This is a really difficult situation for parents but one the Court really has little control over. We have to trust the best judgement of the parent with the new partner (which sometimes is better than others). The Court will take into account the reality of new partners and new living arrangements and expect parents to be sensitive but accept children should and must adapt to the changes in the family. Unless the presence of a new partner is likely to cause harm to the children i.e. serious emotional distress or if the new partner is violent, abuses substances or has certain convictions, the Court will be reluctant to interfere.
I always advise parents to ensure that they always spend quality time alone with their children and are sensible about what their children see and do with the new partner. Take into account their age and understanding as what is acceptable for a 5 year old is likely to elicit a very difference response from a 15 year old!. To ignore children’s feelings on this can be very detrimental to contact. Likewise, the other parent should recognise that the presence of another adult can sometimes make contact more comfortable for children and another interested and affectionate adult can make it more enjoyable. Children do not need a stream of new adults passing through their lives so parents should only introduce partners when in a committed relationship. Friends are fine but make sure you behave like friends and keep an eye on how comfortable your children are.

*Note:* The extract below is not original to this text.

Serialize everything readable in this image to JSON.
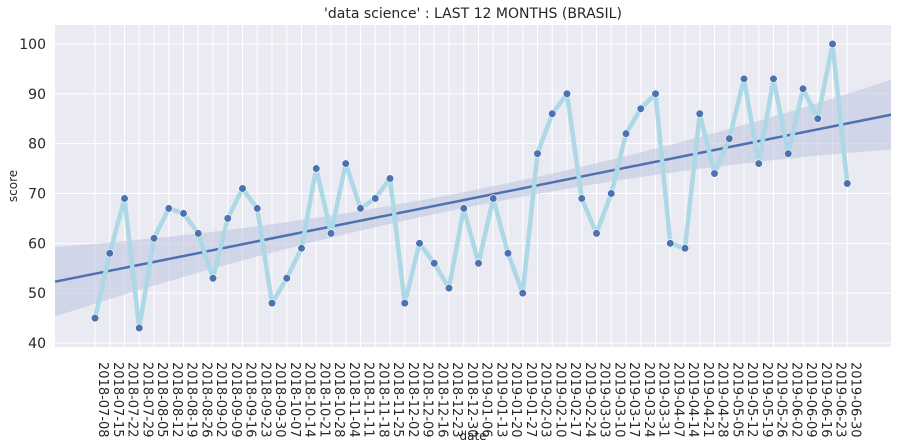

Ultimately, the Court cannot compel a 3rd party to meet a parent. Talk to your partner about why it would help you and the children to meet the new partner. He or she may just think you want to cause a scene or talk badly about him or her to the new partner. However, bear in mind it may not be your ex who is the sticking point. The new partner may be happy to have your children in his or her home when they are with their parent but see the rest of your family life and your relationship with your ex as nothing to do with him or her and something he or she would prefer not to get involved in.